Rafael Nadal's Wimbledon Win - Birth of a New Champion
It was the summit of champions. Five sets and almost five hours later, in near-darkness Rafael Nadal scrambled up the Wimbledon stands to embrace his family and break down in tears. And nobody summed up the moment better than the winner himself. Asked how did he feel when he collapsed on Centre Court - in relief, exhaustion and probably disbelief on having dethroned the five-time champion, Rafael Nadal said, "It is impossible to describe it, no?"
It truly was impossible to describe. No player had beaten Federer on grass since 2002, and it had to be an epic final of this kind. Two sets down, Federer staged one of the most incredible comebacks in the history of tennis to ta ke the next two sets in tie-breaks.
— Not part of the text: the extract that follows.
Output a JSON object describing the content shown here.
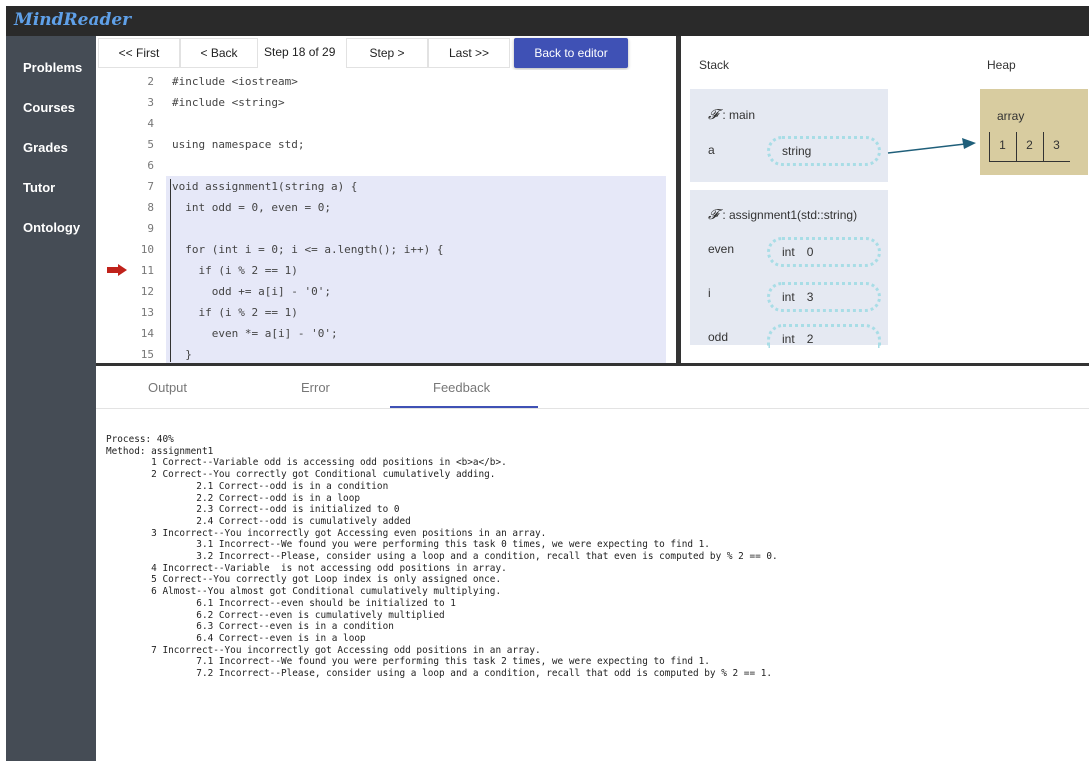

In the closely-fought 4th set tie-break, the champion even saved a championship point. But 7-8 in the final set, with Nadal serving, Federer finally succumbed. He had converted only 1 of the 14 break points he had and his 25 aces to Nadal's 6 finally came to naught.
Nadal was on course right from the beginning. He broke Federer in the third game of the first set and accomplished what no player had done in the last 15 days: take a set off Federer. The champion came right back breaking Nadal in his very first game of the second set; unfortunately, that was the only break Federer managed to convert in the five-hour final. Nadal broke back using the same tactics as he did in the first set: awesome forehand that just seemed to work and hammering away at Federer's backhand rally. It seemed like a repeat of the French Open final was inevitable: a straight-set trounce of the great champion. But the rain-interruption half way through the third set, when both players were still on serve, helped Federer rethink and recoup. He was simply unstoppable in the tie-break, serving four aces to force a fourth set.
If the game was extended to another set and yet another rain break, it was purely because of Nadal's loss of focus for a moment. Leading 5-2 in the tie-break of the fourth set and on his serve, the challenger played his two worst points of the entire match to give Federer a reprieve and a step-in. The momentum seemed to swing Federer's way. But Nadal was not the one to give up - he probably knew he couldn't let a 2007-final happen again. His athleticism was relentless as was his grit and determination. And finally came that one last shot that Federer couldn't handle. And in fading light, a champion faded into darkness while a new one was born.
Watching Nadal lift the cup with Federer's dejected face in the background, one wished this was one cup that could be split. It wasn't to be. As Nadal rightly put it, "I am very happy for me, but sorry for him, because he deserved this title, too."